Appreciating what we accomplished during our time at SSU is instrumental in welcoming what we wish to achieve in the future.
The economy is different and therefore job hunting is different. Stop reading "different" and "bad."
Without jumping right into a full-time, business-as-usual job, we have time to ask ourselves important and often overlooked questions.
What is it that we really want to do? Why are we doing what we are doing? What is the point? What type of future do we want to create for ourselves?
Unlike the generation before us, we have the time to ask ourselves what it is we are most passionate about and plunge head first into achieving that goal.
Self-examination and self-exploration are far more valuable than we've been raised to believe.
The old guys who taught us that success is all about the school from which you receive your degree and the six-figure job you land immediately afterwards, happen to be the same CEO's filing for bankruptcy and begging for government bailouts. Maybe it would be smart to ignore advice from them.
After graduation we are free to discover what it is we want to learn, not what we must learn to barely pass a midterm.

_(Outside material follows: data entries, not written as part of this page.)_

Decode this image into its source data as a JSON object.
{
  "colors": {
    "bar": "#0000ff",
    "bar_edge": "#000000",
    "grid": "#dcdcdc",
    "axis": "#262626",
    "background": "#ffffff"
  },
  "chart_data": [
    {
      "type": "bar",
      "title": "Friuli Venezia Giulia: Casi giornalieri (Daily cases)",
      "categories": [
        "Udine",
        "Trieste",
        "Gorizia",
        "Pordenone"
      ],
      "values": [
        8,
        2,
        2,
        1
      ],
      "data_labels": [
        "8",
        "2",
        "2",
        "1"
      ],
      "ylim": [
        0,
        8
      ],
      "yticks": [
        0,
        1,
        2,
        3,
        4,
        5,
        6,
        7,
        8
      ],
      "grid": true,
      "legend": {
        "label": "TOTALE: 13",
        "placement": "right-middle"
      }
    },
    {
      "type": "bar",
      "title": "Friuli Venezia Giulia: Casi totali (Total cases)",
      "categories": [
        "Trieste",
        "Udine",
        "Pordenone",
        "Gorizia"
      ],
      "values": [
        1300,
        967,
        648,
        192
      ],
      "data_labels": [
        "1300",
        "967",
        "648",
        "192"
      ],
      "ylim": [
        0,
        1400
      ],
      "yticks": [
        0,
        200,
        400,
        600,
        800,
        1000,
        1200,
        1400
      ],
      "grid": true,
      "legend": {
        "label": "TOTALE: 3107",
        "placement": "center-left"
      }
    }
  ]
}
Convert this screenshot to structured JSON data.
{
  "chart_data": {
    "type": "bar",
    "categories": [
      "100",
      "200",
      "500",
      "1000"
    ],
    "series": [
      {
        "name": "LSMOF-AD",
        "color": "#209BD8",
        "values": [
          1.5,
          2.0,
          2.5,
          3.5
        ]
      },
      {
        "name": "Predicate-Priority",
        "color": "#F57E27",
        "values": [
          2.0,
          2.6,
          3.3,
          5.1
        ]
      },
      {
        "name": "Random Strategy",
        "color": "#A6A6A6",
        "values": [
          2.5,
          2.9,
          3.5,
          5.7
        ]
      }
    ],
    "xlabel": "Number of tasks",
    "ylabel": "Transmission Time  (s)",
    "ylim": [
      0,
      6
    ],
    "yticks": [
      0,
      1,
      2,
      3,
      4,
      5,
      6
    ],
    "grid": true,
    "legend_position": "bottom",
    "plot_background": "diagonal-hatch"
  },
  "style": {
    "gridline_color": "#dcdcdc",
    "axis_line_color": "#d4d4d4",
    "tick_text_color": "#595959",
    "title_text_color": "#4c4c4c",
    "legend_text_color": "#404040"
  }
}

Throughout our time here at SSU, we learned the formulas and equations necessary to pass classes, discovered where to find the best burrito in Rohnert Park and mastered the Cotati Crawl.
So how did most of us miss the lesson on patience? To navigate our way through the choppy waters of this economy, we must practice patience and perseverance.
Graduation, often viewed as an ending, really should be celebrated as a beginning. We've worked so hard for the past 18 or so years to reach this moment.
No matter what it took for us to show up on May 23 or what may happen to us after that day, we should be proud of ourselves, thankful to those who helped us along the way and excited for what's to come.
And if what many of us are looking for does not arrive immediately, one day we will understand that the lessons learned through this time of discovery and experimentation were worth more than any job we could have landed.